189. Rotate Array¶
Given an integer array rotate the array to the right by k steps, where k is non-negative.
There are at least three different ways to solve this problem. Try to do with $\text{O}(1)$ space complexity.
Approach¶
- Reverse the all the \(n\) elements.
- Reverse the first \(k\) elements.
- Reverse the remaining \(n-k\) elements.
Complexity¶
- Time complexity : \(\text{O}(n)\)
- We iterate the whole array only once
- Space complexity : \(\text{O}(1)\)
- No extra space is needed
Code¶
public void rotate(int[] nums, int k) {
k %= nums.length;
reverse(nums, 0, nums.length - 1);
reverse(nums, 0, k - 1);
reverse(nums, k, nums.length - 1);
}
public void reverse(int[] nums, int start, int end) {
while (start < end) {
int temp = nums[start];
nums[start] = nums[end];
nums[end] = temp;
start++;
end--;
}
}
Another Approach¶
Intuition¶
- If we double the array (e.g
[1,2,3]will become[1,2,3,1,2,3]) - Rotating array simply means start reading the array after skipping certain step.
Approach¶
- First create a new array double the size and copy the complete array twice onto it.

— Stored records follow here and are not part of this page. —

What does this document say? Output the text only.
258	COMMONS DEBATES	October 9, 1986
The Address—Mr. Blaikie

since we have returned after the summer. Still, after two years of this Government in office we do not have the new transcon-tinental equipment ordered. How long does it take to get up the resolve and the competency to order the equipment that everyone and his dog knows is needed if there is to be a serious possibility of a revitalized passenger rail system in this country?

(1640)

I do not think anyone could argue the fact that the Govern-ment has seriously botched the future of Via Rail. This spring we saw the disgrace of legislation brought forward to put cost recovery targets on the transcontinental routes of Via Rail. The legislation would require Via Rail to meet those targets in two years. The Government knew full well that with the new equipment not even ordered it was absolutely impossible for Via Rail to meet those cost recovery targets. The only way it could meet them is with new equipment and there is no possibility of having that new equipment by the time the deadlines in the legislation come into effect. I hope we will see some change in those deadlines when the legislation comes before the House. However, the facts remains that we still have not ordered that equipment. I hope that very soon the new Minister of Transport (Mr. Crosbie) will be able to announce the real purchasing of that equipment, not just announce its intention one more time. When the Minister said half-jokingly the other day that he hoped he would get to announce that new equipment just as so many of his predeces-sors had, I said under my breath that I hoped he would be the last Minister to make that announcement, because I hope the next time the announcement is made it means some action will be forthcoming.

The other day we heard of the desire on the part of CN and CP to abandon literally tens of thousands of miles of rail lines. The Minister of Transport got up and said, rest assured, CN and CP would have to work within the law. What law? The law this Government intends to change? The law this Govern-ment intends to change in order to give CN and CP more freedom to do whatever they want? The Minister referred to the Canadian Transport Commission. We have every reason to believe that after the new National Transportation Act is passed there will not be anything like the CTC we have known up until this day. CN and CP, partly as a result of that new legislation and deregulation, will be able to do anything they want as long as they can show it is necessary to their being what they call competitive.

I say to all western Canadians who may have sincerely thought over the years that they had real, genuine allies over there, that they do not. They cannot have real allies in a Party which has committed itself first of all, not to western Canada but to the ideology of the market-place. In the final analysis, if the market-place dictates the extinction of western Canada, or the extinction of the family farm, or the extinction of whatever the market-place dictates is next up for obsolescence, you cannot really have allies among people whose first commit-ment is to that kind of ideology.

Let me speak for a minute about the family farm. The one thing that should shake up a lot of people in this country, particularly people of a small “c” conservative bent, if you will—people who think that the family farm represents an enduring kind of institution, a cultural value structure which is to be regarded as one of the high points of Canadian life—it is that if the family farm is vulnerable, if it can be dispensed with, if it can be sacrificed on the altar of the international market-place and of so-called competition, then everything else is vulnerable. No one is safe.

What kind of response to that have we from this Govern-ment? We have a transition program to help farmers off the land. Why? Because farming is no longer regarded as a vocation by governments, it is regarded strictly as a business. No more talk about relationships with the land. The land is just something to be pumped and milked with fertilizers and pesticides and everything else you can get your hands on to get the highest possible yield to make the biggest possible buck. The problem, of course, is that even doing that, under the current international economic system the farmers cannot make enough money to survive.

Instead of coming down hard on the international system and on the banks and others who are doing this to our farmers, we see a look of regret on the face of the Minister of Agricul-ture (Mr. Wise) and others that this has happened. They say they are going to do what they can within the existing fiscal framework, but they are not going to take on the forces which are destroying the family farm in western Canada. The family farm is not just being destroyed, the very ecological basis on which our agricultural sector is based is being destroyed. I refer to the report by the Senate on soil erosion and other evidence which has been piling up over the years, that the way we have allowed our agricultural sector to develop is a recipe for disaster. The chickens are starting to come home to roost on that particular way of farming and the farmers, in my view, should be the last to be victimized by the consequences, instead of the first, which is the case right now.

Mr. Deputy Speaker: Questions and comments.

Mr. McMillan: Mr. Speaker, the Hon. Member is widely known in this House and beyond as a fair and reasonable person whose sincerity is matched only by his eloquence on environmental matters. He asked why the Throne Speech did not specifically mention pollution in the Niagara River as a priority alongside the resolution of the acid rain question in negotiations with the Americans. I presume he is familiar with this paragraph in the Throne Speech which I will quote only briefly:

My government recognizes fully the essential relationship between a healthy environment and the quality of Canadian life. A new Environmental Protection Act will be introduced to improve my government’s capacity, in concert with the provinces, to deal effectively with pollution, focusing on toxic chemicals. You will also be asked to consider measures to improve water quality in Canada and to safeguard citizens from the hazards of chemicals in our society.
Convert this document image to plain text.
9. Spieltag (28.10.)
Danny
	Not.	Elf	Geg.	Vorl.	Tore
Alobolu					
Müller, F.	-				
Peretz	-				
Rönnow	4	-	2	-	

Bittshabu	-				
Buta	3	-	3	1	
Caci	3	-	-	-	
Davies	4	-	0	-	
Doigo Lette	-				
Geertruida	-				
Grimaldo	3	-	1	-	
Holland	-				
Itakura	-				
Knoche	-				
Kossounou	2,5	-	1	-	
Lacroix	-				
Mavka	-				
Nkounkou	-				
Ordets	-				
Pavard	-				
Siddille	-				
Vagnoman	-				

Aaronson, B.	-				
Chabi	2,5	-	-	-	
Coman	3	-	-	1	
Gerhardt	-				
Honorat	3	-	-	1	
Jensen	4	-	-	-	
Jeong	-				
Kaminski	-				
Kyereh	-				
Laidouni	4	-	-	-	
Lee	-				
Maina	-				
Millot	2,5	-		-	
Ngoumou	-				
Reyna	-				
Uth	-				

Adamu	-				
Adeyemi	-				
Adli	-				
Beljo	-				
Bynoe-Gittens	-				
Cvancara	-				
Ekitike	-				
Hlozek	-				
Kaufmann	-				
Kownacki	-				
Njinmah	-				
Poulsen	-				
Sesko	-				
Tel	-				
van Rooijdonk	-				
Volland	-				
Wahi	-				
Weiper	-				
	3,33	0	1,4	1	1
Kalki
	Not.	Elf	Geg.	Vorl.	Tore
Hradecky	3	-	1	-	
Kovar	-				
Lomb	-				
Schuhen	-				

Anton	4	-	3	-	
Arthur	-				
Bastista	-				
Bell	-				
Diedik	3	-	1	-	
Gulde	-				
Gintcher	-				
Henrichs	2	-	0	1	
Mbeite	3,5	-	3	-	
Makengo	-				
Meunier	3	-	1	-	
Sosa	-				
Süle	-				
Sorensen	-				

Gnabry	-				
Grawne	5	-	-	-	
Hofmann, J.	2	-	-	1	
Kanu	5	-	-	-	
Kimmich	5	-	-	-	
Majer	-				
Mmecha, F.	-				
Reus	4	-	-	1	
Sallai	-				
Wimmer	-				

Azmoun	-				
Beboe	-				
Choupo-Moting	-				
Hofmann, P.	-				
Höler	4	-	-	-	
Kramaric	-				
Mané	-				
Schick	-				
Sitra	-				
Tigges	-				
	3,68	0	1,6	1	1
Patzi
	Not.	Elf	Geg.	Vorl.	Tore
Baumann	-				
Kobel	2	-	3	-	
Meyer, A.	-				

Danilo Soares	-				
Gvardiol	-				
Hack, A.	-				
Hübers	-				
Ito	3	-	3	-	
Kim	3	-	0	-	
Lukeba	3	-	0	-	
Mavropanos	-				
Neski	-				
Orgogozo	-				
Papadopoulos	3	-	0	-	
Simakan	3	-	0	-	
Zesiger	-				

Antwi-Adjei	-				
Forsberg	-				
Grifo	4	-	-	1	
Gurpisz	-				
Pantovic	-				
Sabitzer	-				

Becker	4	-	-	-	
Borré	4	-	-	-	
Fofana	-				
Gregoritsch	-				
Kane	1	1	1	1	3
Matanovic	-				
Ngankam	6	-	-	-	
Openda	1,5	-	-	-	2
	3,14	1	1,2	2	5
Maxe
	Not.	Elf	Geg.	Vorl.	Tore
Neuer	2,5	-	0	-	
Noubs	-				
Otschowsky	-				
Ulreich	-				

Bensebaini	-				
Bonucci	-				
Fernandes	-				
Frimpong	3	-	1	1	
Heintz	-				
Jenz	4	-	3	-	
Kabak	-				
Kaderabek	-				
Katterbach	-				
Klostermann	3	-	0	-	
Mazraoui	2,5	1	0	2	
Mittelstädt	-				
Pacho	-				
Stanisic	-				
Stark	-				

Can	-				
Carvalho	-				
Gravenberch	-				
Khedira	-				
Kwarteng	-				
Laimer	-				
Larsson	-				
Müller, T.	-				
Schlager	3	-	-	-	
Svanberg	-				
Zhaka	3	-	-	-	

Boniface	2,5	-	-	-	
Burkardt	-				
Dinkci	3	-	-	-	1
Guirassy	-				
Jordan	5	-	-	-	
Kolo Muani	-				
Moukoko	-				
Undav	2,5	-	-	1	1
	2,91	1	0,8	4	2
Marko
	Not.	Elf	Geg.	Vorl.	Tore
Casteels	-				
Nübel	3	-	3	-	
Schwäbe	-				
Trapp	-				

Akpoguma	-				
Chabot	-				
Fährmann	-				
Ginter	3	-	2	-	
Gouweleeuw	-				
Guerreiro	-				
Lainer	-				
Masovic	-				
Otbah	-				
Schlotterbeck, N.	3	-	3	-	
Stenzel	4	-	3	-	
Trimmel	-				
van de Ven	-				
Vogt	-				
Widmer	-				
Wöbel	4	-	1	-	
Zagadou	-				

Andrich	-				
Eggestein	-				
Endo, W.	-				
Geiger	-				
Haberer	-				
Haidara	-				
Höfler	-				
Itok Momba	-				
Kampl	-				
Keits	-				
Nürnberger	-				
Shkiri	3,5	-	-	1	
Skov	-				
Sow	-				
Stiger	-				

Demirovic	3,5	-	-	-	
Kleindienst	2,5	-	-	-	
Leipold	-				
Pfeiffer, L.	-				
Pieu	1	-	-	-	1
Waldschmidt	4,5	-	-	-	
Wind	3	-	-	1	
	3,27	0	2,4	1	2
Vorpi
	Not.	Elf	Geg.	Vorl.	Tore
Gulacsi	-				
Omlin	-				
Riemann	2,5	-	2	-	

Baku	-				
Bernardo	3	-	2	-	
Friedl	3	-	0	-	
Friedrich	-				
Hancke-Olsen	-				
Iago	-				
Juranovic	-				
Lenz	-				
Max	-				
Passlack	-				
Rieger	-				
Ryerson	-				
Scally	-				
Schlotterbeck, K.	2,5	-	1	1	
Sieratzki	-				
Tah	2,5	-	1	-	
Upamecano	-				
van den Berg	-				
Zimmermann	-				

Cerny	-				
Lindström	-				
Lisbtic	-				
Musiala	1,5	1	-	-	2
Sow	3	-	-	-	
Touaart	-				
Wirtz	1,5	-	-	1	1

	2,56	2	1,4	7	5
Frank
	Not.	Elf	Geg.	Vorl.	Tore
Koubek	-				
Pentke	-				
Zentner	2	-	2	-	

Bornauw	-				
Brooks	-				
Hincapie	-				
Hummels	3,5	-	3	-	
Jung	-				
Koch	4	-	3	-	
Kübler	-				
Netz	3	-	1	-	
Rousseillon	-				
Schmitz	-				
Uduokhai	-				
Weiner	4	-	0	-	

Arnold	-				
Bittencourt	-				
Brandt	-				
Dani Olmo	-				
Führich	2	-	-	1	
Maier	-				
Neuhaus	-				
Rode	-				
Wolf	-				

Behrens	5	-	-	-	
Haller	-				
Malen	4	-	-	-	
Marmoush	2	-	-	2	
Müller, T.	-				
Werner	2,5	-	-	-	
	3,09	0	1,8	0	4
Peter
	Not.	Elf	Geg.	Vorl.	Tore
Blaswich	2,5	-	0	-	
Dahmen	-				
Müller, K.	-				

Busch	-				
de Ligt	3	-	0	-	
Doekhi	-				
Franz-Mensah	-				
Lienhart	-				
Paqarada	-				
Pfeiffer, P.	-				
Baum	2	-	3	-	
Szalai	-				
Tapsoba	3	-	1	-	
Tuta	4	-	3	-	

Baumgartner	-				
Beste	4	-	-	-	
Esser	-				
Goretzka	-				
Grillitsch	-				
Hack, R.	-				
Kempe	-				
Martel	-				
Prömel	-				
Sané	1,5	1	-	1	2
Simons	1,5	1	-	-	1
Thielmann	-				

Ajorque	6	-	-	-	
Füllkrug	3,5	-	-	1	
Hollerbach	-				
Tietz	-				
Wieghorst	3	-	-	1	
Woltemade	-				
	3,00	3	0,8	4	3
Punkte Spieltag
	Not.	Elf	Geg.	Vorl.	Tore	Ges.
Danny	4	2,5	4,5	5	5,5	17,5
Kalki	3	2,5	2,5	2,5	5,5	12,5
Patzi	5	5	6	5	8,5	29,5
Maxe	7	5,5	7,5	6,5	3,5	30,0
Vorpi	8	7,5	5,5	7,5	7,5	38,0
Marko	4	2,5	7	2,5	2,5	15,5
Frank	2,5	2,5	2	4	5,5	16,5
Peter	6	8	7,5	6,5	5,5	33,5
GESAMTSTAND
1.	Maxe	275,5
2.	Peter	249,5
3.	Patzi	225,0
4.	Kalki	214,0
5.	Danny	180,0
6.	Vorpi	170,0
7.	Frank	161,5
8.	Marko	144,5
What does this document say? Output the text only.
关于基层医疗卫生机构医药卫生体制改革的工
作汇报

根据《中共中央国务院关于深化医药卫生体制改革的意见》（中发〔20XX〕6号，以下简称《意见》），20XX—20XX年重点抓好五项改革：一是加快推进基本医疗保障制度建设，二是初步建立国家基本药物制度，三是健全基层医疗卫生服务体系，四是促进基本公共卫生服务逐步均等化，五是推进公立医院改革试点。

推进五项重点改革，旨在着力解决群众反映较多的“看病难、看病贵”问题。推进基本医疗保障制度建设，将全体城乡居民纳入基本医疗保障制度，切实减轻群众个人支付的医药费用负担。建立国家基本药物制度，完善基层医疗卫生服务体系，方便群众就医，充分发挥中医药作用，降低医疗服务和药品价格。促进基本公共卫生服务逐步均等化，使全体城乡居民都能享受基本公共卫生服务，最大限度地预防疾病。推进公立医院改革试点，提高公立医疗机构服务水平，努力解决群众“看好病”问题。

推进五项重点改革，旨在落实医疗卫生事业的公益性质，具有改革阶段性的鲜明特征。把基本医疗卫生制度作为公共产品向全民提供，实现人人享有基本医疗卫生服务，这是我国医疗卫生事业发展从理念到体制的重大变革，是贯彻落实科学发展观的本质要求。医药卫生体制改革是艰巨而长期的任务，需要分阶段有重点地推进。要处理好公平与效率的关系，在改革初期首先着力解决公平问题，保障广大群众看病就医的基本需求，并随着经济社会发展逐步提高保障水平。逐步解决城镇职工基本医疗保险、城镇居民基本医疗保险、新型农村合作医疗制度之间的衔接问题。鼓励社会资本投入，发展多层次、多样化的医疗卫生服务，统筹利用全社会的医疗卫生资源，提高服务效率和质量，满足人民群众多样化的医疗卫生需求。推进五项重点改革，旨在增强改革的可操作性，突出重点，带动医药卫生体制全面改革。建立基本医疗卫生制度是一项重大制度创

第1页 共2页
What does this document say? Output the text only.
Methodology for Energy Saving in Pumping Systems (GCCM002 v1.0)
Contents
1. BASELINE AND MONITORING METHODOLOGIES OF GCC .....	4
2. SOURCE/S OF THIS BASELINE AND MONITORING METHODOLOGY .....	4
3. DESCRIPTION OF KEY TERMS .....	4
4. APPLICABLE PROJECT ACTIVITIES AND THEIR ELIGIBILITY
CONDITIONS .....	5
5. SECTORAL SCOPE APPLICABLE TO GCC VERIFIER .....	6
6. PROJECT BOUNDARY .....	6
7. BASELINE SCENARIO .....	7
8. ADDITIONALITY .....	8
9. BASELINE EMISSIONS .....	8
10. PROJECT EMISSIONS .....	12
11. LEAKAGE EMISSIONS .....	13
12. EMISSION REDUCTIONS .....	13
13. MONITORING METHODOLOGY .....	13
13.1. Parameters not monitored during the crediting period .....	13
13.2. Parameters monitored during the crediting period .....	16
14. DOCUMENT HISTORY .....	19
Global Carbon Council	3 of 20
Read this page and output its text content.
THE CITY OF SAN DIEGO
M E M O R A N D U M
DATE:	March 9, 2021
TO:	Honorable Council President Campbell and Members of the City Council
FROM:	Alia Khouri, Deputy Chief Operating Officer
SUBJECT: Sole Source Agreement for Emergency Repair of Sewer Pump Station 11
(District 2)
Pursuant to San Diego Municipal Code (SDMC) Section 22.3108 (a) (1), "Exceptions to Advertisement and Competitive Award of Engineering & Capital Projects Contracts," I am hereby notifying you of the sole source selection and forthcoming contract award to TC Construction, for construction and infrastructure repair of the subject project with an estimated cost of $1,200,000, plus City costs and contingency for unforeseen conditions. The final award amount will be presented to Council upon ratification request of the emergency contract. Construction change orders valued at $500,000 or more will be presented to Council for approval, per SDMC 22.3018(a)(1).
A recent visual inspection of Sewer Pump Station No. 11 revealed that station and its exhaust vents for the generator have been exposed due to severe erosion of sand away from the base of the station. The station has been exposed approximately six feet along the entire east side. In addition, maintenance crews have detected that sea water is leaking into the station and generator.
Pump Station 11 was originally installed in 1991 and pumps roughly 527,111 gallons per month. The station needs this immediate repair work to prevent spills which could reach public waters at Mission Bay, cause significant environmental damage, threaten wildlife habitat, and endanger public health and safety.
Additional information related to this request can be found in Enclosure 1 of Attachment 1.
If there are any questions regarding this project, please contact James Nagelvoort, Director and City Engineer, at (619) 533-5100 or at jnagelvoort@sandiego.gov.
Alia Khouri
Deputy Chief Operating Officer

- Amount of rotation can be simplified by \(minRotation = toatalRotation%(arraySize)\)
- This is equivalent to \(toatalRotation = arraySize + arraySize + .... + x\)
- Now rotating to right means start reading \(arraySize\) elements from index \(arraySize - minRotation\)
Complexity¶
- Time complexity : \(\text{O}(n)\)
- We iterate the array twice only
- Space complexity : \(\text{O}(n)\)
- We create a new array double the size.
Code¶
public void rotate(int[] nums, int k) {
int [] numsDoubled = new int[2*nums.length];
for(int i = 0; i < nums.length; ++i) {
numsDoubled[i] = nums[i];
numsDoubled[nums.length+i] = nums[i];
}
k = k % nums.length;
for(int i = 0; i < nums.length; ++i) {
nums[i] = numsDoubled[ (nums.length - k) + i];
}
}